Rassismus im Alltag…

Auf der Rückfahrt von meinem Urlaub in Portugal habe ich am Sonntag staatlichen Rassismus mal ganz aus der Nähe mitbekommen – unser Bus (Fernlinie) wurde kurz nach der niederländisch-deutschen Grenze von der Bundespolizei gestoppt und Papiere kontrolliert. Dass das bei „normalen“ weißen Deutschen schnell geht und bei allen anders aussehenden länger dauert, habe ich ja schon des öfteren erlebt – die Spitze davon waren Beamte an der schweizerisch-deutschen Grenze, die nicht nur in unserem Abteil ausschließlich das Gepäck des einzigen dunkelhäutigen Reisenden kontrollierten, sondern auch noch fragten, ob der weitere Rucksack, dessen Besitzer gerade auf dem Bahnsteig rauchen war, denn auch einem farbigen gehöre. Ich war noch völlig verdattert ob der Dreistigkeit der Frage, als sie nach der Verneinung durch andere im Abteil weiter zogen.

Dieses Mal blieb es nicht bei der Kontrolle – eine Frau aus Kolumbien wurde wegen des Verdachts des illegalen Aufenthalts festgenommen. Sie konnte keinen Aufenthaltstitel für die EU vorweisen. Ich war alleine unterwegs, und es ist mir gar nicht so leicht gefallen, in der Situation zumindest noch irgend etwas zu machen. Meine Aussage „schön, dass wir in einem freien Land leben“ hat der eine der beiden Bundespolizisten aber immerhin richtig verstanden – und meinte, ich solle mich mit so Kommentaren doch an die Politik wenden. Es sei unfair, ihm das zu sagen, weil die das ja auch entscheiden würden. Ganz unrecht hat er nicht – die Festung Europa an und für sich zu befürworten und dann nur ihre konkrete Umsetzung abzulehnen, wäre heuchlerisch.
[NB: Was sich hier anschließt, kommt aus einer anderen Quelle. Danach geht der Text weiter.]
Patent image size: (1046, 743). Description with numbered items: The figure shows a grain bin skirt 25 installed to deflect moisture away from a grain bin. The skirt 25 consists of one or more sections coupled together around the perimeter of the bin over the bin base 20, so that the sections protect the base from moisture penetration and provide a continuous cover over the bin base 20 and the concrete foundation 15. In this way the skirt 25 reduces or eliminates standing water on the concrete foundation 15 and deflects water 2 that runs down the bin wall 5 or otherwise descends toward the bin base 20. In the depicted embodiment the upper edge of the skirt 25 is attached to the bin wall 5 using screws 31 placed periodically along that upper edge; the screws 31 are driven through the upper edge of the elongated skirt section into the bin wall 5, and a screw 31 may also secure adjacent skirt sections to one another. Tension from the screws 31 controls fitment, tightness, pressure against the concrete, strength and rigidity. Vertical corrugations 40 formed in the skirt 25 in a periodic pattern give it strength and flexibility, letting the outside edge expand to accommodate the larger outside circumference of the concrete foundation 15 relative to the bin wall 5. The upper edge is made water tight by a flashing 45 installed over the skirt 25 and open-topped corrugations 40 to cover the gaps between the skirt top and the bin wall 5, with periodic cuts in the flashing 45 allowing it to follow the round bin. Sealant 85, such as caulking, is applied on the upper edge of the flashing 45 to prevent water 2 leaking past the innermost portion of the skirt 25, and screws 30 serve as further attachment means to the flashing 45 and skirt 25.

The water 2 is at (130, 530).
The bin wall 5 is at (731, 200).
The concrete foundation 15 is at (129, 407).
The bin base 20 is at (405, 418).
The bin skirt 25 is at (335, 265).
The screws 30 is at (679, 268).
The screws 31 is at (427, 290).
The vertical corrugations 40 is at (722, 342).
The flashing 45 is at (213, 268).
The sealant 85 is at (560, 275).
Aber das tu ich ja nicht… Und habe ihm deshalb noch gesagt, dass er diese Politik ja umsetzt, und man auch das nicht gut finden muss.

Kann man in so einer Situation mehr tun, als die Ausführenden merken zu lassen, dass es Widerstand gegen diese Politik gibt? In einer ähnlichen Lage haben Fluggäste diese Frage klar mit ja beantwortet und eine Abschiebung verhindert. Nicht wenige Abschiebungen sind auch schon daran gescheitert, dass die Piloten sich geweigert haben, unfreiwillige Passagiere zu fliegen.